The We Will Remember documentary initiative has come to Africa to record South African veterans who served during the Second Word War.
Founded in 2017, We Will Remember is an umbrella name for an ongoing documentary initiative, born out of concern for the drastic rate at which Second World War veterans are fading away.
Founded by 30-year old historian and film maker, Chris Dennett, the project has gone international to bring light to WW2 stories that are at great risk of imminently being lost. Since 2017, Chris has interviewed and filmed British, American, German, Romanian and now South African veterans. These stories have ranged from a 105-year old Japanese prisoner of war who invented the pollen count and worked under Alexander Fleming; to a 99-year old Lebanese prince-cum-Colonel whose unit solely held the line during the Battle of the Bulge.
As diverse as the stories are, there is one unifying theme: to distil the experiences and memories of the Second World War generation into wisdom for younger generations, of which the distance between these generations is growing every day, Dennett said.
The idea and drive for the project was conceived during an isolated drive Dennett took throughout Namibia as part of a backpacking trip across Southern Africa. This was brought on by the awareness that a huge number of Africans made great sacrifices during the conflict, on both the Allied and Axis sides, and yet their stories are relatively untold. Dennett has since been determined to shine a light upon them.
Since February 2019, We Will Remember returned to Cape Town to establish roots on the continent. Dennett is returning to Europe to make a film about the 75th anniversary of the Normandy landings, but in a few months, We Will Remember will be travelling the expanse of South Africa in response to great interest from remaining South African veterans.

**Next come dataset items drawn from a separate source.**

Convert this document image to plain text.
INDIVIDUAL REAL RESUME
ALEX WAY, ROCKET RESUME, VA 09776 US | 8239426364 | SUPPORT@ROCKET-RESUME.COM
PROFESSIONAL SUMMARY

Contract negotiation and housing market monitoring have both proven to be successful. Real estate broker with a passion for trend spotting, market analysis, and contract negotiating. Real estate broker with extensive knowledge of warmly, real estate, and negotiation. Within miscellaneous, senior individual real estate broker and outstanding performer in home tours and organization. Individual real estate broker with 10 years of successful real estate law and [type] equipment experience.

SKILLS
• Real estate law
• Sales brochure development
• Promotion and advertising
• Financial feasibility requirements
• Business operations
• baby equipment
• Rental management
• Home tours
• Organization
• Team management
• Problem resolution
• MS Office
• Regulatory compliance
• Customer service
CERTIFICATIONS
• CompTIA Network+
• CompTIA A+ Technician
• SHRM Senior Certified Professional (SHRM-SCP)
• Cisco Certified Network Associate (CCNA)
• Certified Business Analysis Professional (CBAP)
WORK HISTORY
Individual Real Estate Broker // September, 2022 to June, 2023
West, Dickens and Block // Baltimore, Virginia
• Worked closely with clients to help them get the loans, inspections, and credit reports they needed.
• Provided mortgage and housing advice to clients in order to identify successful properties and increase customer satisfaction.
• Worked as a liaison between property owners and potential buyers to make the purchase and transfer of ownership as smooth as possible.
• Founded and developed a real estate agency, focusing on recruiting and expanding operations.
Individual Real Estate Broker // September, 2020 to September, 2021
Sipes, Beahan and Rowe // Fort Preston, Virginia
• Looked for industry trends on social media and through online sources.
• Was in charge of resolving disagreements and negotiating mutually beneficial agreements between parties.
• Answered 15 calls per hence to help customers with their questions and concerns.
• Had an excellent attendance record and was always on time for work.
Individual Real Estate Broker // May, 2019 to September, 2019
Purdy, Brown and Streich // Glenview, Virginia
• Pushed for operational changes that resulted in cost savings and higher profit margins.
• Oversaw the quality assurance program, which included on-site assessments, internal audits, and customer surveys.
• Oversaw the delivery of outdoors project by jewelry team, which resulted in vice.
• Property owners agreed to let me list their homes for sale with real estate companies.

Up until this point, the project has been entirely self-funded, running mainly on passion and in honour of Dennett’s great-grandfather who perished just prior to the Battle of Monte Cassino. We Will Remember is now working to seek funding to sustain the project for as long as WW2 veterans remain alive.
From South Africa to Zimbabwe to Kenya, We Will Remember is calling out to WW2 veterans who remain on the continent, to participate and share their story for posterity. Once enough are sourced in each country, We Will Remember will then prioritise travel accordingly.